October: Kinder Morgan pipeline project canceled
Published 12:36 pm Monday, December 24, 2018
After nearly four years of planning, Houston-based energy giant Kinder Morgan announced that it was canceling its project to repurpose 964 miles of natural gas pipeline to carry fracking byproducts through six states, including Kentucky and Boyle County.
The company made the announcement on Oct. 17 in its third-quarter earnings statement. According to the statement, Kinder Morgan “determined that it will not proceed with its previously proposed Utica Marcellus Texas Pipeline (UMTP) natural gas liquids project, instead maintaining that segment of an existing (Tennessee Gas) pipeline in natural gas service, while developing an attractive project to reverse its flow.”
In Danville and Boyle County, local opposition to the plan was perhaps stronger than at any other point along the pipeline’s route. Every government in Boyle County formally objected to the plan and a grassroots group calling itself Citizens Opposed to the Pipeline Conversion led vocal efforts against the plan.
“All I can say is it’s wonderful news,” said Sarah Vahlkamp a leader of the COPC group, which has been fighting the plan for around four years. “We just appreciate all the efforts that our community made and got behind. We can’t help but think that it made some difference.”

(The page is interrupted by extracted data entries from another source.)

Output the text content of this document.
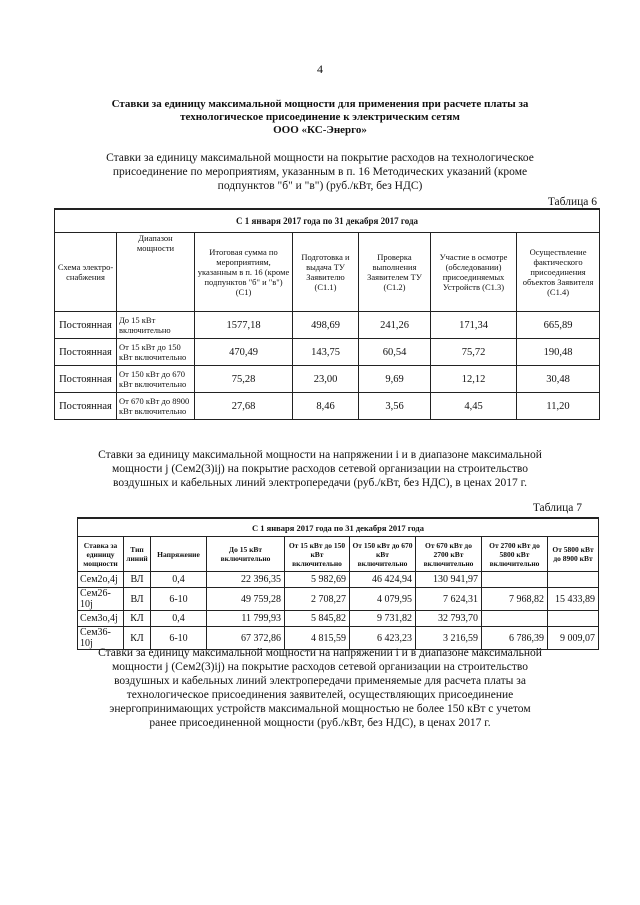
4
Ставки за единицу максимальной мощности для применения при расчете платы за
технологическое присоединение к электрическим сетям
ООО «КС-Энерго»
Ставки за единицу максимальной мощности на покрытие расходов на технологическое
присоединение по мероприятиям, указанным в п. 16 Методических указаний (кроме
подпунктов "б" и "в") (руб./кВт, без НДС)
Таблица 6
С 1 января 2017 года по 31 декабря 2017 года						
Схема электро-снабжения	Диапазон мощности	Итоговая сумма по мероприятиям, указанным в п. 16 (кроме подпунктов "б" и "в") (С1)	Подготовка и выдача ТУ Заявителю (С1.1)	Проверка выполнения Заявителем ТУ (С1.2)	Участие в осмотре (обследовании) присоединяемых Устройств (С1.3)	Осуществление фактического присоединения объектов Заявителя (С1.4)
Постоянная	До 15 кВт включительно	1577,18	498,69	241,26	171,34	665,89
Постоянная	От 15 кВт до 150 кВт включительно	470,49	143,75	60,54	75,72	190,48
Постоянная	От 150 кВт до 670 кВт включительно	75,28	23,00	9,69	12,12	30,48
Постоянная	От 670 кВт до 8900 кВт включительно	27,68	8,46	3,56	4,45	11,20
Ставки за единицу максимальной мощности на напряжении i и в диапазоне максимальной
мощности j (Сем2(3)ij) на покрытие расходов сетевой организации на строительство
воздушных и кабельных линий электропередачи (руб./кВт, без НДС), в ценах 2017 г.
Таблица 7
С 1 января 2017 года по 31 декабря 2017 года								
Ставка за единицу мощности	Тип линий	Напряжение	До 15 кВт включительно	От 15 кВт до 150 кВт включительно	От 150 кВт до 670 кВт включительно	От 670 кВт до 2700 кВт включительно	От 2700 кВт до 5800 кВт включительно	От 5800 кВт до 8900 кВт
Сем2о,4j	ВЛ	0,4	22 396,35	5 982,69	46 424,94	130 941,97		
Сем26-10j	ВЛ	6-10	49 759,28	2 708,27	4 079,95	7 624,31	7 968,82	15 433,89
Сем3о,4j	КЛ	0,4	11 799,93	5 845,82	9 731,82	32 793,70		
Сем36-10j	КЛ	6-10	67 372,86	4 815,59	6 423,23	3 216,59	6 786,39	9 009,07
Ставки за единицу максимальной мощности на напряжении i и в диапазоне максимальной
мощности j (Сем2(3)ij) на покрытие расходов сетевой организации на строительство
воздушных и кабельных линий электропередачи применяемые для расчета платы за
технологическое присоединения заявителей, осуществляющих присоединение
энергопринимающих устройств максимальной мощностью не более 150 кВт с учетом
ранее присоединенной мощности (руб./кВт, без НДС), в ценах 2017 г.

Mark Morgan is a local attorney who helped draft a zoning regulation that may have allowed Boyle County to block the pipeline plan locally if it ever got to an implementation phase.
He said the proposal to transport “natural gas liquids,” known as NGLs, would have threatened “our schools, our hospital, our drinking water supply, our prime farmland and many of the other resources in our community.”
“I can’t express how pleased I am, how overjoyed I am that it appears that we may have dodged this bullet,” Morgan said. “We’ll have to remain attentive and alert to future developments, but it appears that right now, we can appreciate how strong and effective our community is when we unite together.”
“This project was ill-conceived from the very beginning and the effective response from our community shows how powerful, how wonderful our community is when we are united,” Morgan said. “We came together regardless of political party, regardless of other values and became the leader in the state and in all six of the states affected by this proposed hazardous liquids pipeline. Credit goes to our city commission; our fiscal court; our Planning and Zoning Commission; our EDP; our Chamber of Commerce; our Convention and Visitors Bureau; Junction City Council; Perryville Council; the effective research and journalism from our local newspaper, The Advocate-Messenger; and the number of citizens that gave a huge amount of their time to raise awareness of the dangers of this project.”
Danville Mayor Mike Perros said Kinder Morgan’s announcement is “certainly welcome news. … But I wouldn’t turn my back on this chapter for good,” he cautioned. “In fact, if there’s anything we can do to further dissuade the federal government to ever consider this, I think we should do so.”